The English kings had not as yet paid much attention to books. Eleven are mentioned in the wardrobe accounts as belonging to EdwardI., and not until the time of HenryVII. was any serious consideration given to the formation of the Royal Library. Among the more famous continental book collectors of a later period were Matthias Corvinus, King of Hungary, and Frederick, Duke of Urbino. The library of the King of Hungary perhaps excelled all others in its size and splendour. It is said to have contained nearly fifty thousand volumes, but only a comparatively small number survived the barbarous attack of the Turks, who stole the jewels from the bindings and destroyed the books themselves. The Duke of Urbino's library was scarcely less magnificent, and was distinguished by its completeness. All obtainable works were represented, and no imperfect copies admitted. The duke had thirty-four transcribers in his service.

After the monastic libraries had been destroyed, and when old ideas were beginning to give place to new, the restrictions formerly placed on the reading of the Scriptures by the people at large were withdrawn. In an Injunction, dated 1559, Elizabeth ordered that the people were to be exhorted to read the Bible, not discouraged, and she directed the clergy to provide at the parish expense a book of the whole Bible in English within three months, and within twelve months a copy of Erasmus' Paraphrases upon the Gospels, also in English. These books were to be set up in the church for the use and reading of the parishioners. The chain is not mentioned in the Injunction, but was probably adopted as a matter of course. Chained books in churches thus became common, and besides the Bible, very generally included copies of Fox's Book of Martyrs and Jewel's Apology for the Church of England. The chained books at St Luke's, Chelsea, consist of a Vinegar Bible, a Prayer Book, the Homilies, and two copies of the Book of Martyrs.

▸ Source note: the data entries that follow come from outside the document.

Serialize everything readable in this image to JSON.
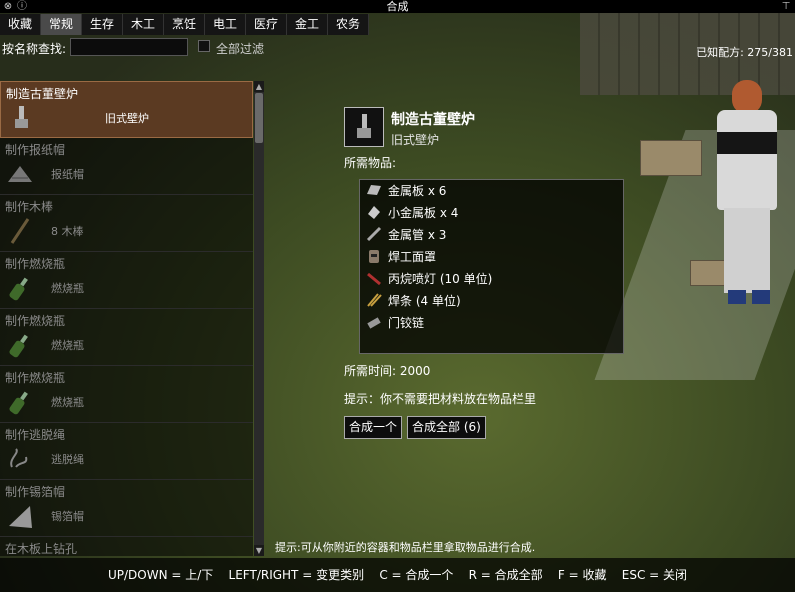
{
  "window": {
    "title": "合成"
  },
  "tabs": [
    {
      "label": "收藏"
    },
    {
      "label": "常规"
    },
    {
      "label": "生存"
    },
    {
      "label": "木工"
    },
    {
      "label": "烹饪"
    },
    {
      "label": "电工"
    },
    {
      "label": "医疗"
    },
    {
      "label": "金工"
    },
    {
      "label": "农务"
    }
  ],
  "search": {
    "label": "按名称查找:",
    "value": "",
    "placeholder": ""
  },
  "filter": {
    "label": "全部过滤"
  },
  "known": {
    "label": "已知配方:",
    "value": "275/381"
  },
  "recipes": [
    {
      "name": "制造古董壁炉",
      "sub": "旧式壁炉",
      "icon": "fireplace-icon"
    },
    {
      "name": "制作报纸帽",
      "sub": "报纸帽",
      "icon": "newspaper-hat-icon"
    },
    {
      "name": "制作木棒",
      "sub": "8 木棒",
      "icon": "stick-icon"
    },
    {
      "name": "制作燃烧瓶",
      "sub": "燃烧瓶",
      "icon": "bottle-icon"
    },
    {
      "name": "制作燃烧瓶",
      "sub": "燃烧瓶",
      "icon": "bottle-icon"
    },
    {
      "name": "制作燃烧瓶",
      "sub": "燃烧瓶",
      "icon": "bottle-icon"
    },
    {
      "name": "制作逃脱绳",
      "sub": "逃脱绳",
      "icon": "rope-icon"
    },
    {
      "name": "制作锡箔帽",
      "sub": "锡箔帽",
      "icon": "foil-hat-icon"
    },
    {
      "name": "在木板上钻孔",
      "sub": "",
      "icon": "plank-icon"
    }
  ],
  "detail": {
    "title": "制造古董壁炉",
    "subtitle": "旧式壁炉",
    "required_label": "所需物品:",
    "ingredients": [
      {
        "text": "金属板 x 6",
        "icon": "metal-sheet-icon"
      },
      {
        "text": "小金属板 x 4",
        "icon": "small-metal-sheet-icon"
      },
      {
        "text": "金属管 x 3",
        "icon": "metal-pipe-icon"
      },
      {
        "text": "焊工面罩",
        "icon": "welder-mask-icon"
      },
      {
        "text": "丙烷喷灯 (10 单位)",
        "icon": "blowtorch-icon"
      },
      {
        "text": "焊条 (4 单位)",
        "icon": "welding-rods-icon"
      },
      {
        "text": "门铰链",
        "icon": "hinge-icon"
      }
    ],
    "time_label": "所需时间: 2000",
    "hint": "提示：你不需要把材料放在物品栏里",
    "craft_one": "合成一个",
    "craft_all": "合成全部 (6)"
  },
  "bottom_hint": "提示:可从你附近的容器和物品栏里拿取物品进行合成.",
  "footer": "UP/DOWN = 上/下    LEFT/RIGHT = 变更类别    C = 合成一个    R = 合成全部    F = 收藏    ESC = 关闭",
  "colors": {
    "selected_row": "#5b3a22",
    "accent_border": "#9a6a44"
  }
}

The custom of chaining books, as we have seen, was followed in the college libraries, and obtained also in church libraries in England and on the continent. Among the still existing libraries whose books are thus secured are those of Hereford Cathedral and Wimborne Minster in England, and the church of St Wallberg at Zutphen, in Holland. The last, however, was not always chained, and thereby hangs a tale. Once upon a time the Devil, having a spite against the good books of which it was composed, despoiled it of some of its best volumes. The mark of his cloven hoof upon the flagged floor gave the clue to the identity of the thief, whereupon the custodians of the books had them secured by chains sprinkled with holy water, by which means the malice of the Evil One was made of none effect.